1. If you stop, the chores stop

This is where most people are likely to give in and do the task. But in doing so, you remove responsibility from your partner and reinforce inequality. It can be very helpful to think about you and your partner together, dealing with the issue of inequality, rather than “me versus you”. It redistributes power and responsibility between you and diffuses tension and conflict. You might actively discuss this with your partner or make suggestions such as, “I’m going to start cooking in half an hour, could you unload the dishwasher first?” Then we will have more time to be together after eating.

2. Pay attention to the language

When we are feeling frustrated, we are likely to use language that blames our partner for what they are not doing, and makes us feel like a victim. However, rather than achieving the equality we seek, it usually puts both partners in a defensive position that triggers arguments. Take ownership of your feelings and ask directly for what you need. It might sound like, “I feel really stressed and need a moment to regain my energy.

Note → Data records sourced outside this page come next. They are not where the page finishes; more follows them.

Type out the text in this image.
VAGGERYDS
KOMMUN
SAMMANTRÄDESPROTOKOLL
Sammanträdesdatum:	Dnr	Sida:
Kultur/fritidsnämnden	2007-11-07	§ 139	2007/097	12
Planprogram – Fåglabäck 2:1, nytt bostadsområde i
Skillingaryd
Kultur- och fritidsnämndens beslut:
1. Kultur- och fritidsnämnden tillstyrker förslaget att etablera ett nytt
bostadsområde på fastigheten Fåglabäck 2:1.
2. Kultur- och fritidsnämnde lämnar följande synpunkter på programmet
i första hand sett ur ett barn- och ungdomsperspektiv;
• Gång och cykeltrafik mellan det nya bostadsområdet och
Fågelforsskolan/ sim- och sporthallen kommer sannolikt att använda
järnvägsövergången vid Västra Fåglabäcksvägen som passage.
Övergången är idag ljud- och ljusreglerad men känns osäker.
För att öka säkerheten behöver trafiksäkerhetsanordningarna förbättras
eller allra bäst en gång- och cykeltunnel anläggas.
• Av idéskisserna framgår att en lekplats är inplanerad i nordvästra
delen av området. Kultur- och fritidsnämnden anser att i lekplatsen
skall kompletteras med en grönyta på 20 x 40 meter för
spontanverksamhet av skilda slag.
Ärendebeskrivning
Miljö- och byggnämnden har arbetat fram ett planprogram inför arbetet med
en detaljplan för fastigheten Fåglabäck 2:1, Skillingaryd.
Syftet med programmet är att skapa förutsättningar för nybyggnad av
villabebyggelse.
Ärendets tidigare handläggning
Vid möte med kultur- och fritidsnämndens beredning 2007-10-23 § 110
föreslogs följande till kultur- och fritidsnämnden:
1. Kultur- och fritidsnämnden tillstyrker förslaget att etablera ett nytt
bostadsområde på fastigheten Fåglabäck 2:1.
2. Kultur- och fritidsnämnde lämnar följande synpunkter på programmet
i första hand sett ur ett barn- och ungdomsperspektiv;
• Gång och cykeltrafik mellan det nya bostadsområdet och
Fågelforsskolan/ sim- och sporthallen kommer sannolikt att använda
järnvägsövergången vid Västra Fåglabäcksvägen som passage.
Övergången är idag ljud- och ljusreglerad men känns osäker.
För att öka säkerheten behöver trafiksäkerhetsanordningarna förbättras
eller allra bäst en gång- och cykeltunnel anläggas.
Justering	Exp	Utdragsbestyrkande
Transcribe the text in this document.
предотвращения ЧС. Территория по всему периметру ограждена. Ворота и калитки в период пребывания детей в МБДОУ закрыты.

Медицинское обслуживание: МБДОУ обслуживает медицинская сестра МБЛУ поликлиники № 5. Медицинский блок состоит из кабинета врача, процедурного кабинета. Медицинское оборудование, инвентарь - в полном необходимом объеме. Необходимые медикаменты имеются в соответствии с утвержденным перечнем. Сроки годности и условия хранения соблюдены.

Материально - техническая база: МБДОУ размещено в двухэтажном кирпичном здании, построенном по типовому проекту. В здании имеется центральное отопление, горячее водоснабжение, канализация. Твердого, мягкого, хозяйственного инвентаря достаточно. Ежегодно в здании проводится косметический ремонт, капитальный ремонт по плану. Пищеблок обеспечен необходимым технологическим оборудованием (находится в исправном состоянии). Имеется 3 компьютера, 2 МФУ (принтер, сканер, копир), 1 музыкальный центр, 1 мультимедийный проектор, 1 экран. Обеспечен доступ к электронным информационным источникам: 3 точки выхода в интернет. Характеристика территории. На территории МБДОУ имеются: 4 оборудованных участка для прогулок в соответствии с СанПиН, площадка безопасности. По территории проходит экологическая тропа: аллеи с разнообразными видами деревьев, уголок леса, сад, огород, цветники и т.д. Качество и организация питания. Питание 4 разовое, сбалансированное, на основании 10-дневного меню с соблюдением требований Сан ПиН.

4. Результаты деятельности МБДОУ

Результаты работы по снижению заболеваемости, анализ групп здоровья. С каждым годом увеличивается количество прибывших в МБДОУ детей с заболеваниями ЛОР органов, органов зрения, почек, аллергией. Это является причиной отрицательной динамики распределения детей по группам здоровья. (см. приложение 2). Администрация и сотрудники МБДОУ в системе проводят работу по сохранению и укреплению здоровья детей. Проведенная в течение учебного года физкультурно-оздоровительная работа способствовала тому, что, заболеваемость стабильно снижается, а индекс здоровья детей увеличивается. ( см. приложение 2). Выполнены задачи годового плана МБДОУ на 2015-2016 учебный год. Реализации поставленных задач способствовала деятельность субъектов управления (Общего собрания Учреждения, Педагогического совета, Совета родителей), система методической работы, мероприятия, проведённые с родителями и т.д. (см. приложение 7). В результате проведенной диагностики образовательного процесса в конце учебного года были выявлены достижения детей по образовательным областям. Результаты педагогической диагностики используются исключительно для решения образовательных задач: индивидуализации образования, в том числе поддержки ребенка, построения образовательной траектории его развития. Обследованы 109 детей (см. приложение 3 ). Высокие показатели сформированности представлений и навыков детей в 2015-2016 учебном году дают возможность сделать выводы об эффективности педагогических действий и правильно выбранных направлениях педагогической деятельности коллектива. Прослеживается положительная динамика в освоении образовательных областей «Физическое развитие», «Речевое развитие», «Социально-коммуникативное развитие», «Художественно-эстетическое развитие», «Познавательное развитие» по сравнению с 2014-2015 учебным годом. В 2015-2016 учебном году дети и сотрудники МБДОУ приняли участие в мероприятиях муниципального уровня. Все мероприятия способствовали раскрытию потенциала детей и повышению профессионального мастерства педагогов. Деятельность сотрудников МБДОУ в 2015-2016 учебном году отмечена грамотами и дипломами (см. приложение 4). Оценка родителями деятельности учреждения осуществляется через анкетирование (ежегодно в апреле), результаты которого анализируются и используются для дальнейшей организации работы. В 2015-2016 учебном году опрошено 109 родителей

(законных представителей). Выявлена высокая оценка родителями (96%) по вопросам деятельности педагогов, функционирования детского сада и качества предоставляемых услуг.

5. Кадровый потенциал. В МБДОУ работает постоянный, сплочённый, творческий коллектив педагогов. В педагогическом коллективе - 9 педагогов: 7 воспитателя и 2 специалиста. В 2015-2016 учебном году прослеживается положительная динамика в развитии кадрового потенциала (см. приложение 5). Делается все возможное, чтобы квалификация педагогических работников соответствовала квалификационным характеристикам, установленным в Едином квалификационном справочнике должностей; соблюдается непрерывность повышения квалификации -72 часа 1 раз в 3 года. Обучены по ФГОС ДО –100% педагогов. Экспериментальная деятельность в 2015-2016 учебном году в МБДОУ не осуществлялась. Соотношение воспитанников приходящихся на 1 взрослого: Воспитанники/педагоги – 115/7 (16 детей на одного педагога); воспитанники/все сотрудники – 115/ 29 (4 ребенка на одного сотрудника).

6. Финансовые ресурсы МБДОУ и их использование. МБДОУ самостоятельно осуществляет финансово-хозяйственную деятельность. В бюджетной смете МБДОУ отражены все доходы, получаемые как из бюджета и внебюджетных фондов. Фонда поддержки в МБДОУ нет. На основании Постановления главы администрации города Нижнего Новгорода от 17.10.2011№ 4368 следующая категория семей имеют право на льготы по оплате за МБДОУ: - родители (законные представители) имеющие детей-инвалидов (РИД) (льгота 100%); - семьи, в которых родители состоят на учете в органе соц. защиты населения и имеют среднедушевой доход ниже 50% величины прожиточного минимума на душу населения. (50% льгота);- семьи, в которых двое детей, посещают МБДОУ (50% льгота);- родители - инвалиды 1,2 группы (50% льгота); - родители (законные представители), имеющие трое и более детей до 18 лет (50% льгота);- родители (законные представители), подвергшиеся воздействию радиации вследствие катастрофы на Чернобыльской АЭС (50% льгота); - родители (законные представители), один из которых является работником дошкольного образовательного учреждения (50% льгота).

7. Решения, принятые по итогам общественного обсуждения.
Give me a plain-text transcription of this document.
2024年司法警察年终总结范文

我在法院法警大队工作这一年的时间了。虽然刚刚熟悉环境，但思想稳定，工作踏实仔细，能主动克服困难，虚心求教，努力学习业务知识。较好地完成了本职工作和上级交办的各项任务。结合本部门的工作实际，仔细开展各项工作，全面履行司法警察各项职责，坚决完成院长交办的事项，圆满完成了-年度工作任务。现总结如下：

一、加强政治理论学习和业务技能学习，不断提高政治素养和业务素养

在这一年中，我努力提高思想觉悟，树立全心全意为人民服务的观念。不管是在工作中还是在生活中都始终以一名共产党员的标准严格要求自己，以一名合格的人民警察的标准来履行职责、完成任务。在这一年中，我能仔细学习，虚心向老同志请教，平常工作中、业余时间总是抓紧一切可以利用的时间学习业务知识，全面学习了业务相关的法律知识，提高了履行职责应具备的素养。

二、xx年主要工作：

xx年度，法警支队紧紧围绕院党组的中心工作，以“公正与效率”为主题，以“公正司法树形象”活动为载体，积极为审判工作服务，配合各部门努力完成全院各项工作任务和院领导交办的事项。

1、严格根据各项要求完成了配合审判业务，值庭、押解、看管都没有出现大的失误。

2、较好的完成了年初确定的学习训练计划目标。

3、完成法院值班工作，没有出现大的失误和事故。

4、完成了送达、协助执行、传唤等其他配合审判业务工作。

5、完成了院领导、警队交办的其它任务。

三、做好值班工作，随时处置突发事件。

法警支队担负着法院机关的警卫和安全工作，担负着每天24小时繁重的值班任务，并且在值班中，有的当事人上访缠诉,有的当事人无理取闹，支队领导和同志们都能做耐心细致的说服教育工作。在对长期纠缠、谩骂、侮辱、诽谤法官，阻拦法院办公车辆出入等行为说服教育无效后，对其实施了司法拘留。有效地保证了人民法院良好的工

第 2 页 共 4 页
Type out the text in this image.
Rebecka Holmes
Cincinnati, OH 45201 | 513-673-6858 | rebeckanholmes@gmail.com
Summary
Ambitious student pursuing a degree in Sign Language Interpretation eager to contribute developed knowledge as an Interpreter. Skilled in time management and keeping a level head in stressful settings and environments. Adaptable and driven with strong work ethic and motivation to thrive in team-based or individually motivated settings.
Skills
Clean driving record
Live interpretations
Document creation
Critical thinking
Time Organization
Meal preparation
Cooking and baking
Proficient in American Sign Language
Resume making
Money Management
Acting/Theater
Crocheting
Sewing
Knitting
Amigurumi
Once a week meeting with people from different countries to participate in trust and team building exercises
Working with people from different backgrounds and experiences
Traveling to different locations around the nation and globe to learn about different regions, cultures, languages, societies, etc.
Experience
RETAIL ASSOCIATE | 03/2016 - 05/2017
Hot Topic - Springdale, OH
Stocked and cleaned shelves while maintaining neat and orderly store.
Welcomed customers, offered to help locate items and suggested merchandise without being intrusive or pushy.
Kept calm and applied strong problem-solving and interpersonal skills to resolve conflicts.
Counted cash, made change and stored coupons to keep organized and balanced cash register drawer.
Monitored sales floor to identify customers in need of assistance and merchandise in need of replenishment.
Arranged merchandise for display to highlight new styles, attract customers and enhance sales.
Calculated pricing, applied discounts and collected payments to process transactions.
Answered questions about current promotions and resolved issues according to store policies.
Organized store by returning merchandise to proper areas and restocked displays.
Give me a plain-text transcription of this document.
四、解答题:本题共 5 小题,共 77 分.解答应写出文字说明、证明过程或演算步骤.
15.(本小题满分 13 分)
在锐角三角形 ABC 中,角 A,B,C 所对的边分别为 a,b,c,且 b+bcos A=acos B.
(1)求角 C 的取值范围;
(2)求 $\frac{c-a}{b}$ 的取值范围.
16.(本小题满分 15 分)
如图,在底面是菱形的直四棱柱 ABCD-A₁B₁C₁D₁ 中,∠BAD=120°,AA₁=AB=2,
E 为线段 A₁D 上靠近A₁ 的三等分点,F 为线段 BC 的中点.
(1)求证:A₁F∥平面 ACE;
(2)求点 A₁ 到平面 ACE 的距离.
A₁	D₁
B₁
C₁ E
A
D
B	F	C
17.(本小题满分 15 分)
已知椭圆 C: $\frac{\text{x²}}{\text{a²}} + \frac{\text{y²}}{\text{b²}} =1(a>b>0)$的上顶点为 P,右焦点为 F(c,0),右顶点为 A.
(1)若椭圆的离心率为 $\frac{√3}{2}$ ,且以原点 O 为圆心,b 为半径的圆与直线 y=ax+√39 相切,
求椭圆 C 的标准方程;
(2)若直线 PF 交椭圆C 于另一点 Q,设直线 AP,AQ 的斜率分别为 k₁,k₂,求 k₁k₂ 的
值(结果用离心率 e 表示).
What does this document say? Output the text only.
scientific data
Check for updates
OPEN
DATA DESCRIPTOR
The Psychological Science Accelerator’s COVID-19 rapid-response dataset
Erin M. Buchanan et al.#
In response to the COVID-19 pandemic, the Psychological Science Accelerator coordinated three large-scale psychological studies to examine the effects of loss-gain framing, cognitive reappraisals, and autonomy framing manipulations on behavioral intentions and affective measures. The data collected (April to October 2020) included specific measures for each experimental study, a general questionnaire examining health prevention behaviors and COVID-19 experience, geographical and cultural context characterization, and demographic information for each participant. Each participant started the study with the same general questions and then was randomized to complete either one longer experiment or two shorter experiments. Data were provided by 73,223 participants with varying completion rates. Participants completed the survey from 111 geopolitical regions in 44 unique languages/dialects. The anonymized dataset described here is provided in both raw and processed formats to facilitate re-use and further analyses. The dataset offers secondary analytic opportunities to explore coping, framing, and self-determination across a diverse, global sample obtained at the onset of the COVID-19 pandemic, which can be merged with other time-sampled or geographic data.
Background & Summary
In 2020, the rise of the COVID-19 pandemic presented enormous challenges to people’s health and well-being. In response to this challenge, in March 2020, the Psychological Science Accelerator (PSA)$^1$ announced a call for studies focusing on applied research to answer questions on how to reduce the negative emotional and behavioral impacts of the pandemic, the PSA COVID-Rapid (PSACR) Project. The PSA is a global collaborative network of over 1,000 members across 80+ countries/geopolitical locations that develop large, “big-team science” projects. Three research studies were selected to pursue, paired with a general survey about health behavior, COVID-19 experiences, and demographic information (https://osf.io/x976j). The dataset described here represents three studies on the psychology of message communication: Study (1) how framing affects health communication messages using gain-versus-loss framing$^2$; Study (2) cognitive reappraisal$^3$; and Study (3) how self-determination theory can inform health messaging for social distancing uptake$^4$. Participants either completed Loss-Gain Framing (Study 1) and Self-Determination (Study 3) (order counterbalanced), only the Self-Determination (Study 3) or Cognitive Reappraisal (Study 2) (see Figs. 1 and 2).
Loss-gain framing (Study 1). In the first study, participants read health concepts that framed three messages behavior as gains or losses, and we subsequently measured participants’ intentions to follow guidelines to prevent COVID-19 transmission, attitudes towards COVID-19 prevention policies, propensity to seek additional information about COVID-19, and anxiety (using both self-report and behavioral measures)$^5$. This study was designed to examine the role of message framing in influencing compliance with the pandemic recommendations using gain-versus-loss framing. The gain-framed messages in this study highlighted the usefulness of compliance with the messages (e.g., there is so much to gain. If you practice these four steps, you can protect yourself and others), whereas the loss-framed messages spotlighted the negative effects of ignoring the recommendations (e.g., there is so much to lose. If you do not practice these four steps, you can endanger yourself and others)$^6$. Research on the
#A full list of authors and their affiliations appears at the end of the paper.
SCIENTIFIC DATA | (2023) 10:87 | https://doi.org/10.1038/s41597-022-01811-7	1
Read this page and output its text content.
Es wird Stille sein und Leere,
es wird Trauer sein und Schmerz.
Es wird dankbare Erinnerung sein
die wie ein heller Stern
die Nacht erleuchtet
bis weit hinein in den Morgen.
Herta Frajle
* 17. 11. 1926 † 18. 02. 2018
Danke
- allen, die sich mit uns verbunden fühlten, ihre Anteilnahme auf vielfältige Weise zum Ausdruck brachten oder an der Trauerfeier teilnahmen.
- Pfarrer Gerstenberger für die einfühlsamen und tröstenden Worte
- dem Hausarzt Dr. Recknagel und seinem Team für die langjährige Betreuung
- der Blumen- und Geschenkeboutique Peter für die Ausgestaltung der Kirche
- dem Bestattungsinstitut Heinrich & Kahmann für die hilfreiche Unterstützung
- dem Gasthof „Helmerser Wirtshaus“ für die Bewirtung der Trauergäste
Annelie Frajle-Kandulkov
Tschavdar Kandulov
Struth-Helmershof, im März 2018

Do you want to watch the kids for an hour while I take a bath? »

Using language that doesn’t infantilize your partner is also helpful, for example: “Do you want to do X?” Or, “When can you do X?” Rather than “Can you?” Or, “Would you be able to…?”

Take ownership of your feelings and ask directly for what you need

3. Spot Militarized Incompetence

Pretending we don’t know how to do something only to not do it is a common game that permeates national inequalities. Sitting down and dividing up the responsibilities that each partner feels capable of doing is a clear way to approach this problem. If your partner says they don’t know how to do something you really need help with (like tying your daughter’s hair up before soccer club), ask them what will allow them to do it . If they don’t know, rather than getting angry and doing it yourself, suggest a neutral way to solve their own problem, such as following a YouTube tutorial.

If weaponized incompetence becomes a regular feature of your relationship, seek couples therapy to help you deal with it before it becomes passive-aggressive.

4. Consider your own role in inequality

It can be hard to think about, but the game of inequality has two players. If you’ve both talked about how to achieve domestic equality or you’ve designated household chores, you need to give your partner the chance to do them their way. You might wish they did it differently, or maybe you could do it better yourself, but denying them the chance to change can lead to learned helplessness – where one partner stops doing things because ‘it is often undermined by the other partner who precedes it, or to do it again out of impatience.

You can also check your own internalized stereotypes here – are you a female partner who takes more because you think that’s what you should do as a good wife or mother?

5. Assess your mental load

Rather than tit-for-tat, it’s about creating a sense of long-term fairness. One of you may be having a stressful month at work, so the other is doing a bit more at home during that time, and he’s okay with that. Regularly assessing your own capacity during the week can help with this process: how much energy do you have left for the day and where do you want to spend it? Being honest with yourself and your partner will give them a better chance of sympathizing with you and wanting to help you. If you can do the same when they need to, you’re less likely to fall into the trap of keeping score.

Hannah Beckett-Pratt is a relationship transactional analysis consultant.